What is a project life cycle?

What is a project life cycle

If you are a project manager, working on various projects simultaneously is common. Handling each project and seeing every phase to completion is critical to ensuring the return of investment. However, for new project managers, managing a project and seeing it through to completion can be daunting.

Whilst tools are available to aid you, understanding the intricacies and specifics of the ‘project life cycle’ is important to make it easier to navigate each phase.

In simplest terms, the project life cycle is a four-step process adopted by most project managers to guide them in completing projects – it is a standard framework determining the best practices, manners, and processes by which tasks and steps of the project can be attained. With the help of this framework, a smoother project and a better success rate is usually delivered.

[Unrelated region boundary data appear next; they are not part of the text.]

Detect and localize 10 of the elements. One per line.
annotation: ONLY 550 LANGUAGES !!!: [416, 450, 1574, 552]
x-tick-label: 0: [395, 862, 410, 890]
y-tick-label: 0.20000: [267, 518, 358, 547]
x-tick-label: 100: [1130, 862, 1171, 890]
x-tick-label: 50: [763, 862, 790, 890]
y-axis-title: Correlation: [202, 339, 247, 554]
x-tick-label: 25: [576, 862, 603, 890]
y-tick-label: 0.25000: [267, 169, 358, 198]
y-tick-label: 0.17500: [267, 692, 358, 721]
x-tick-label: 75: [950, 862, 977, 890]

The project life cycle is clear-cut, with standards and metrics of success that determine if a task has failed, is delivered on time or lagging behind. Through this, project managers can then adjust and plan resources and tasks, and make the necessary arrangements to ensure that the overall goals and objectives are met.

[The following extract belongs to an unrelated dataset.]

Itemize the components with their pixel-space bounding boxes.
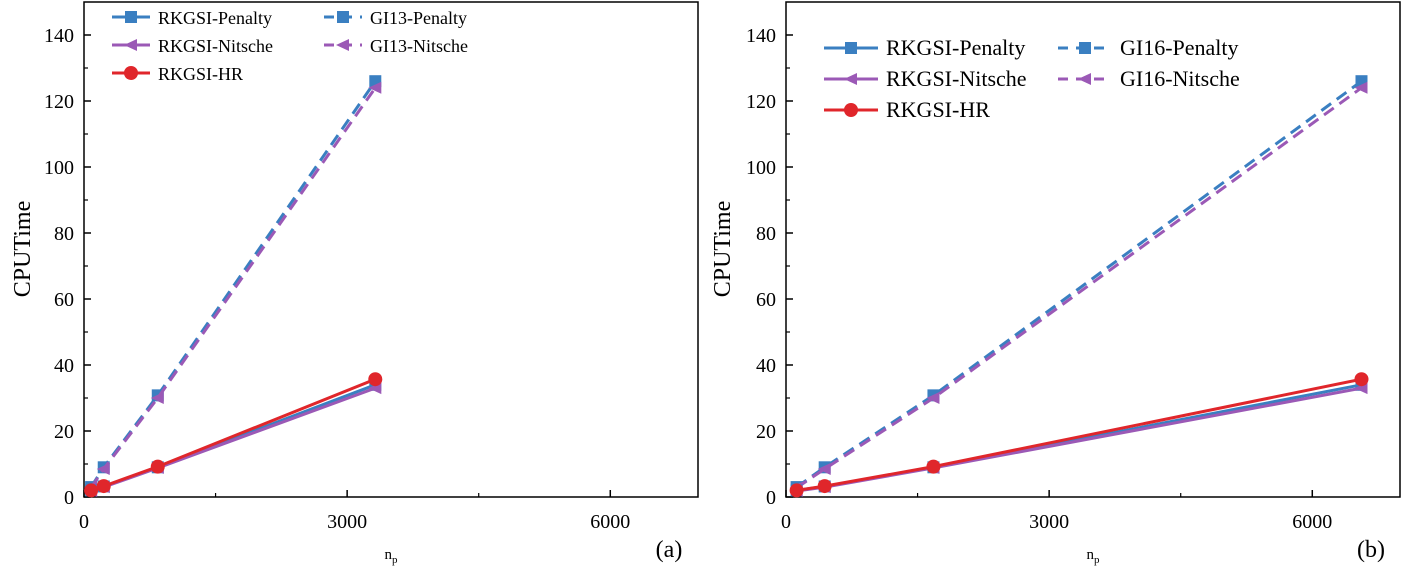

Another important point to consider is that a project life cycle consists of several phases. They are constant and iterative across all projects and each phase needs to be completed before moving to the next one. This makes the project life cycle structured as there are several checkpoints that need to be accomplished before moving forward.

What is a project phase?

A project phase is a small cycle within a full life cycle of a project. This cycle is made up of a series of logically interrelated activities that, once achieved, signals the completion of a phase. Each phase has a distinct purpose and focus. Different criteria are set to ensure that each phase contributes to the completion of the project. A phase normally ends once a deliverable is passed to the next phase, and it continues down to project closure.

Typically, there are four standard phases: conceptualisation, planning, execution and termination.

Conceptualisation Phase

The first phase, also known as the initiation phase and the starting point of the project, is when strategies are laid out and the fundamentals of the project are defined and agreed. The main purpose of this phase is to determine the need for the project to take place. Primary problems are identified and the intended solution is presented to the client and/or key stakeholders. While this is far from a complete pitch, the primary goal of this phase is to determine everything on a strategic level, most especially the potential outcome and its impact on the organisation as a whole. Nothing is yet set in stone – ideas are presented, discussed, clarified and finalised. The most important deliverable in this phase is a project contract.

Planning Phase

In this second phase of the project life cycle, the ideas discussed and presented are beginning to have concrete, laid out plans. The statement of the works, the key objectives, purpose of the project, identifying of resources, possible bottlenecks and problems, and the specific metrics of success are identified.

As this phase is rather intensive by nature, it takes several weeks to be accomplished. Several departments, process owners and personnel are involved to ensure that the project is set up to be a success. Even budget deliberation is tackled and given a go signal by key stakeholders. One of the main goals of this phase is to make detailed milestones for the project.  As everything is being fleshed out in this phase, contingency management is also thoroughly discussed, to anticipate and make concrete plans of action, should bottlenecks arise during the project.

Execution Phase

As the phrase implies, this is where all the plans, actions and tasks previously agreed are put into motion. Manpower is deployed, tools are used and most importantly, performance is measured. These metrics are important as they lay out the status and performance of the project based on the goals, objectives and parameters set at the onset. Of course, all of these are specific to the budget and timelines identified.

Adjustments are also made during this period, but all in calculated thresholds. The main goal is to deliver what has been laid out and to ensure that project costs do not creep, whilst objectives are still met. At this phase, the main deliverables are specific outputs for each task. These outputs can be revised if they fail to meet the standards which might result in unnecessary setbacks for the project. Nonetheless, all of these are foreseen, and corresponding allowances have been included in the timeline to ensure that even with the revisions, the project is not delayed.

Termination Phase

This is the end of the project life cycle. This means that the project has successfully reached, met the criteria of each phase, and delivered its initial goal. While this phase is the end, it does not mean that there are no more tasks involved. In fact, this is one of the most gruelling parts of the project life cycle.

There are many documents that need to be submitted for final sign off – likely to be post-project assessments, financial and liquidation reports, and project closure documentation. This phase is important as it sets the tone for succeeding projects.

Managing a project is not easy. There are many things to be done and deliverables to accomplish. The project life cycle makes it easier for project managers to oversee any projects. This parsimonious tool helps in the careful and thorough creation of meaningful and successful projects without going beyond the baseline measures.